To get started, clone the repository and install the required dependencies:
git clone https://github.com/risabhmishra/google-news-scraper.git
cd google-news-scraper
pip3 install -r requirements.txt
Run the scraper with a simple command:
python3 google_news_scraper.py --query "Query Params" --time_delta "Time Delta"
--query
: Search term(s) for Google News (e.g., "AI technology").--time_delta
: Filter articles by age (e.g.,24h
for 24 hours,7d
for 7 days, or120s
for 120 seconds).
- Fetch News Links: Searches Google News for articles matching your query.
- Decode URLs: Decodes Google News redirect links to get the original article URLs.
- Extract Articles: Downloads and extracts clean text content from each article.
- Perform NLP: Applies basic NLP operations (customizable for advanced needs).
- Track Progress: Visualizes scraping and processing progress using a sleek progress bar.
Search for news about "ceinsys tech ltd" from the past 15 days:
python3 google_news_scraper.py --query "ceinsys tech ltd" --time_delta "15d"
Easily extend functionality:
- Advanced NLP: Add sentiment analysis, keyword extraction, or summarization.
- Data Storage: Save results in formats like JSON, CSV, or a database.
- Automation: Schedule periodic scraping tasks with cron jobs or task schedulers.

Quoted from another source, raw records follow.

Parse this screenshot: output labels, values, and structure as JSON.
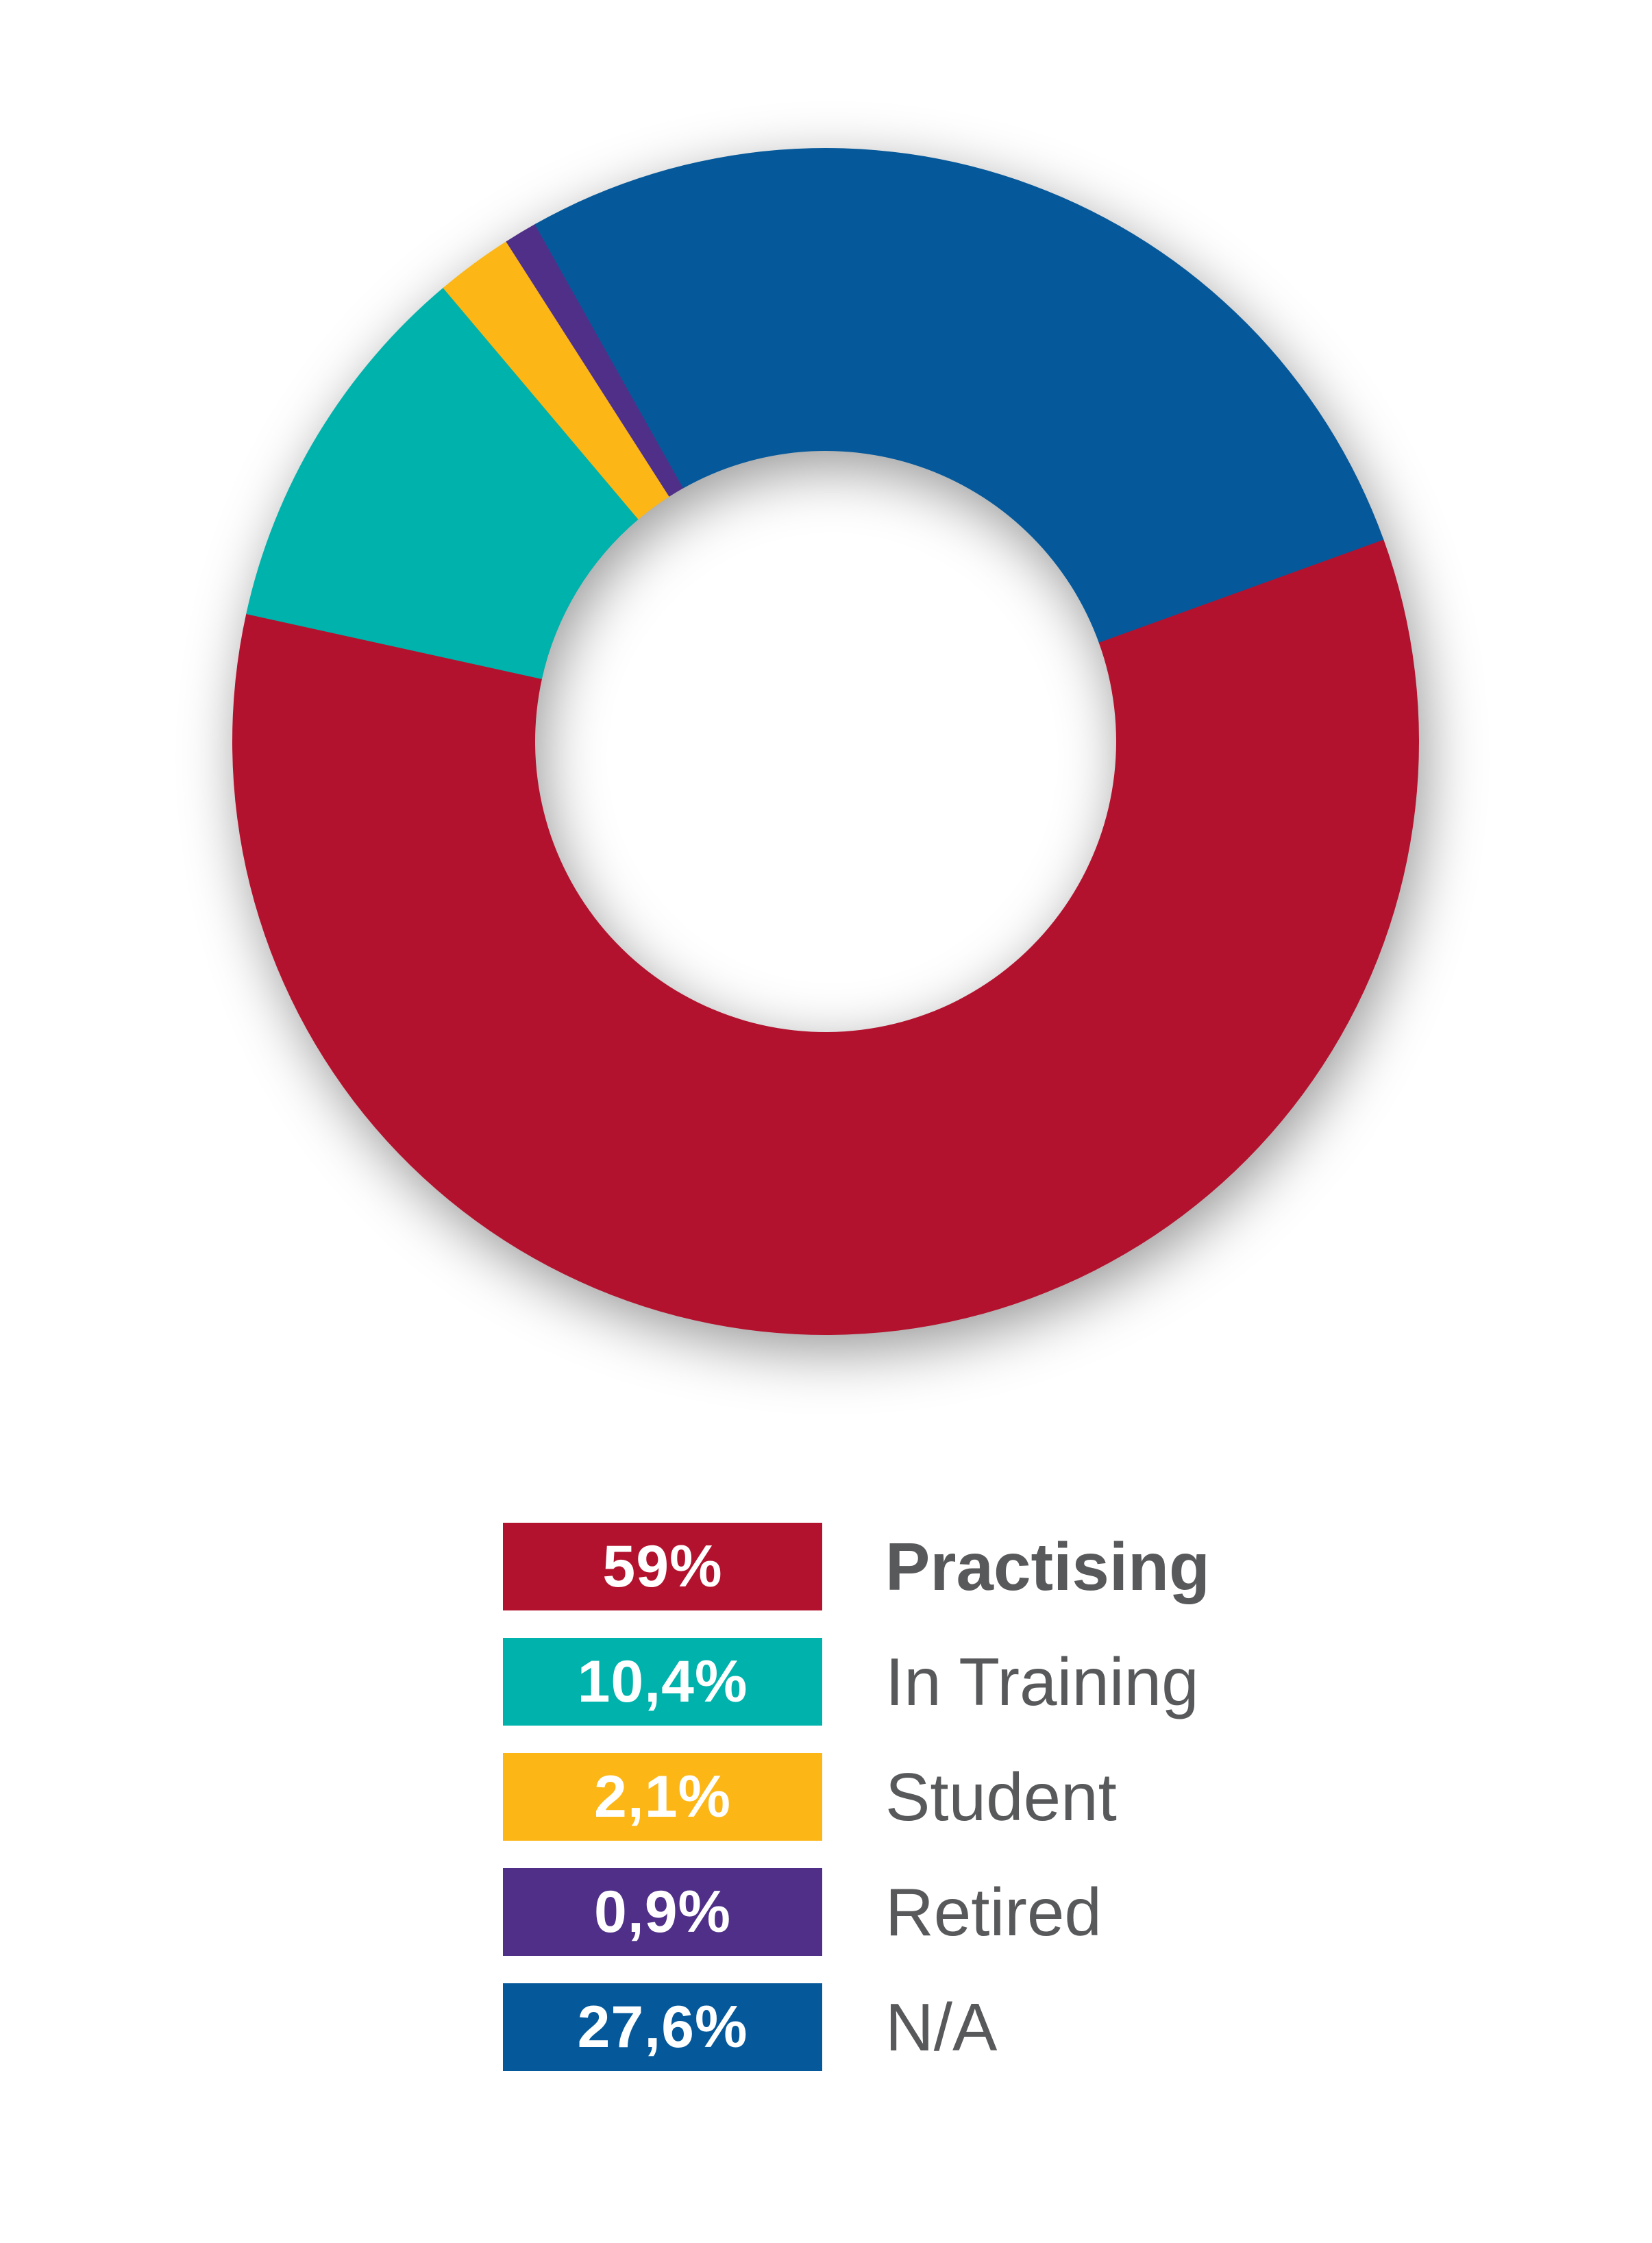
{
  "chart_data": {
    "type": "pie",
    "subtype": "donut",
    "direction": "clockwise",
    "start_angle_deg": 70,
    "inner_radius_ratio": 0.49,
    "legend_position": "bottom-left",
    "background_color": "#FFFFFF",
    "label_text_color": "#58595B",
    "value_text_color": "#FFFFFF",
    "categories": [
      "Practising",
      "In Training",
      "Student",
      "Retired",
      "N/A"
    ],
    "values": [
      59,
      10.4,
      2.1,
      0.9,
      27.6
    ],
    "slices": [
      {
        "label": "Practising",
        "value": 59,
        "value_label": "59%",
        "color": "#B3122E",
        "emphasis": true
      },
      {
        "label": "In Training",
        "value": 10.4,
        "value_label": "10,4%",
        "color": "#00B2AC",
        "emphasis": false
      },
      {
        "label": "Student",
        "value": 2.1,
        "value_label": "2,1%",
        "color": "#FCB615",
        "emphasis": false
      },
      {
        "label": "Retired",
        "value": 0.9,
        "value_label": "0,9%",
        "color": "#502F88",
        "emphasis": false
      },
      {
        "label": "N/A",
        "value": 27.6,
        "value_label": "27,6%",
        "color": "#05599B",
        "emphasis": false
      }
    ]
  }
}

Enjoy a smooth user experience with a detailed progress bar powered by tqdm
:
[#### ] 25% Decoding URLs
[
{
"title": "Ceinsys Tech achieves breakthrough in geospatial technology",
"url": "https://example.com/ceinsys-tech",
"content": "Ceinsys Tech Ltd has revolutionized geospatial solutions...",
"timestamp": "2024-01-01"
},
...
]
We welcome contributions to enhance this project! Check out our CONTRIBUTING.md for guidelines.
- No need to manually search for and decode Google News links.
- Lightweight and customizable for a wide range of use cases.
- Perfect for news aggregation, research, and analytics.
This project is licensed under the MIT License.